The transcriptome holds a wealth of information about the expression of genes and function of cells, which could hold key insights into embryonic development, aging, disease mechanisms and more. Current transcriptomics techniques are limited in their ability to simultaneously track RNA over both space and time, leaving many questions unanswered about the path transcripts take throughout their life cycle within a cell. Researchers from the Broad Institute of MIT and Harvard have developed a new method that could greatly expand the field of spatial transcriptomics, enabling the subcellular movement of RNA to be traced over time.
The researchers’ technique, called temporally resolved in situ sequencing and mapping (TEMPOmap), labels newly synthesized RNA and captures its location at specific timepoints through a combination of metabolic labeling, pulse-chase analysis and in situ RNA sequencing. This includes the use of a novel three-part chemical probe the specifically binds to metabolically labeled messenger RNA (mRNA), generates circular complementary DNA (cDNA) sequences and primes the cDNA for rolling cycle amplification (RCA), ensuring that only the labeled RNA is amplified and sequenced. TEMPOmap builds on STARmap (spatially-resolved transcript amplicon readout mapping) a technique previously developed by senior author Xiao Wang and colleagues that uses a hydrogel scaffold to anchor RNA molecules in 3D space at a specific point in time and an in situ sequencing approach called SEDAL (sequencing with error-reduction by dynamic annealing and ligation). Pulse-chase experiments with chase times ranging from 0 to 6 hours enabled the path of the labeled transcripts to be mapped over their lifetime.

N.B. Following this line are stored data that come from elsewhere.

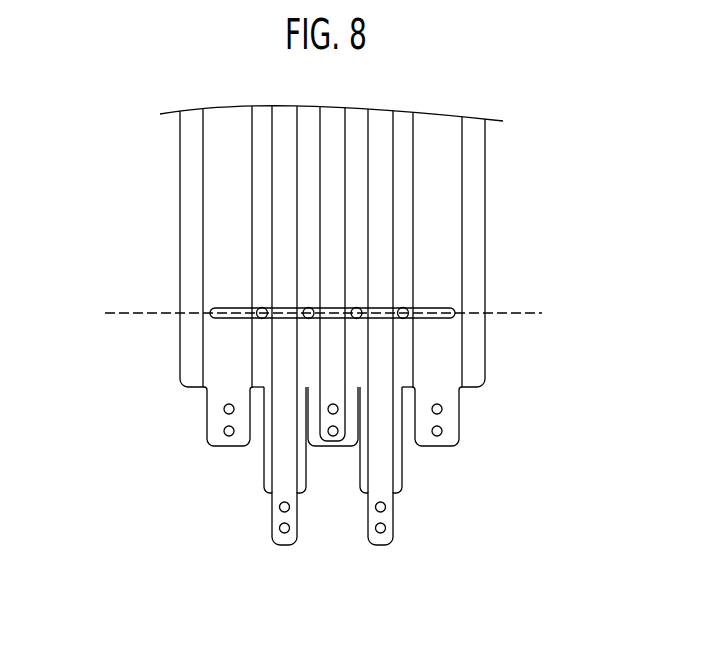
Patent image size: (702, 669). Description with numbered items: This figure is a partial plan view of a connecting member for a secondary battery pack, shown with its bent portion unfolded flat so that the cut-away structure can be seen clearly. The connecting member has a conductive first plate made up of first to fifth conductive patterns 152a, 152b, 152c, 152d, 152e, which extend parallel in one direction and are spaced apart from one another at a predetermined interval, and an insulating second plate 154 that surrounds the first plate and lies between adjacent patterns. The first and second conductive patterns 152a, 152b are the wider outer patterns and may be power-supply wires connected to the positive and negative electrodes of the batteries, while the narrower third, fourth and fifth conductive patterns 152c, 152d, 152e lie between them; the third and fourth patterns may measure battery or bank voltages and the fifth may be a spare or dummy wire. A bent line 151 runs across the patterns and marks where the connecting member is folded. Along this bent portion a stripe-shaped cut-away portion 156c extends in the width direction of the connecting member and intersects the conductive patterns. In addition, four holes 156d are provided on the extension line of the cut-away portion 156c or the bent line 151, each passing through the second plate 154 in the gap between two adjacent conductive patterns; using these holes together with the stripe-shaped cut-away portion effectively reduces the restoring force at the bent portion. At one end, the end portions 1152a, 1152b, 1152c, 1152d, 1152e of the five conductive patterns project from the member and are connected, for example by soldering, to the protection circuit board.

The bent line 151 is at (120, 312).
The first conductive pattern 152a is at (215, 153).
The second conductive pattern 152b is at (445, 163).
The third conductive pattern 152c is at (282, 211).
The fourth conductive pattern 152d is at (378, 212).
The fifth conductive pattern 152e is at (330, 247).
The insulating second plate 154 is at (480, 370).
The cut-away portion 156c is at (456, 308).
The hole 156d is at (407, 320).
The end portion of first conductive pattern 1152a is at (222, 431).
The end portion of second conductive pattern 1152b is at (453, 430).
The end portion of third conductive pattern 1152c is at (285, 533).
The end portion of fourth conductive pattern 1152d is at (380, 533).
The end portion of fifth conductive pattern 1152e is at (333, 440).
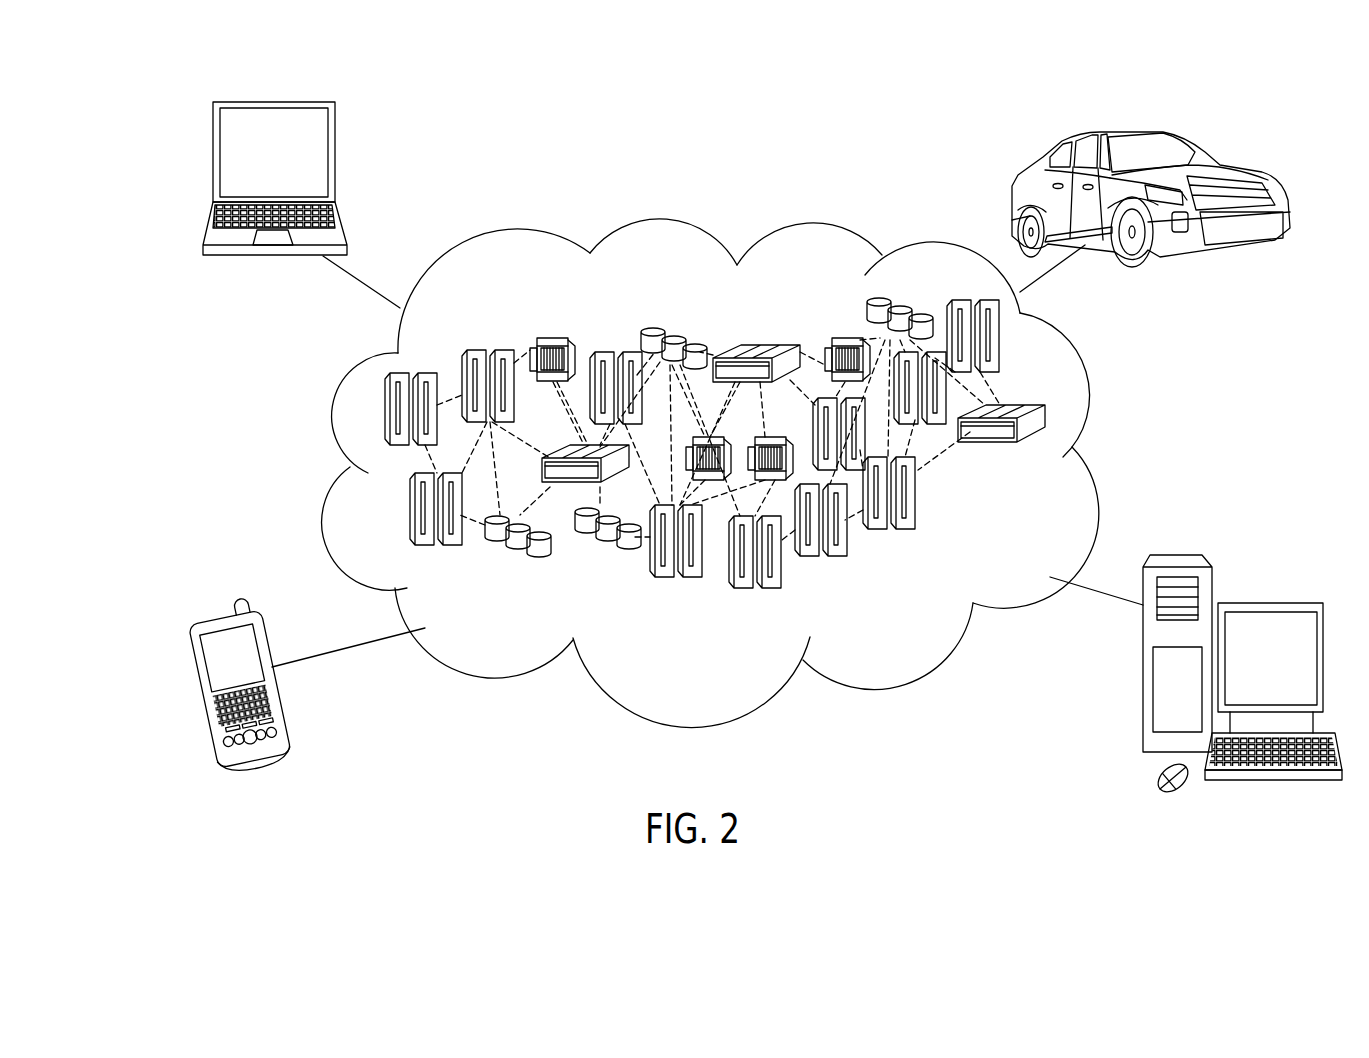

TEMPOmap was used to map the movements of mRNAs transcribed from nearly 1,000 different genes in HeLa cells; the team also used the technique to track transcripts from dozens of genes in fibroblasts and cardiomyocytes derived from human induced pluripotent stem cells (iPSCs) and more than 250 genes in human skin cells. The researchers were able to measure the speed of RNA transcription, nuclear export, movement throughout the cytoplasm and, ultimately, decay of the RNA molecules. The analyses showed that mRNAs transcribed from genes with specific functions in specific cell types tend to be synthesized faster and remain more stable in those cells than in other cell types. They also revealed differences in the kinetic patterns of mRNAs related to the molecular functions of the genes they encode. This research was published in Nature Methods.
“New ways of measuring the patterns of RNA movement and stability can provide fresh insights into basic principles of molecular biology, in addition to helping us better understand how RNA kinetics impact the function of cells across many different human cell types,” said Wang, who is a Merkin Institute Fellow at the Broad Institute and assistant professor of chemistry at MIT.
The research team aims to use their new spatiotemporal transcriptomics tool to monitor more biological processes, including by mapping the travel of gene transcripts in neurons to better understand brain function and dysfunction.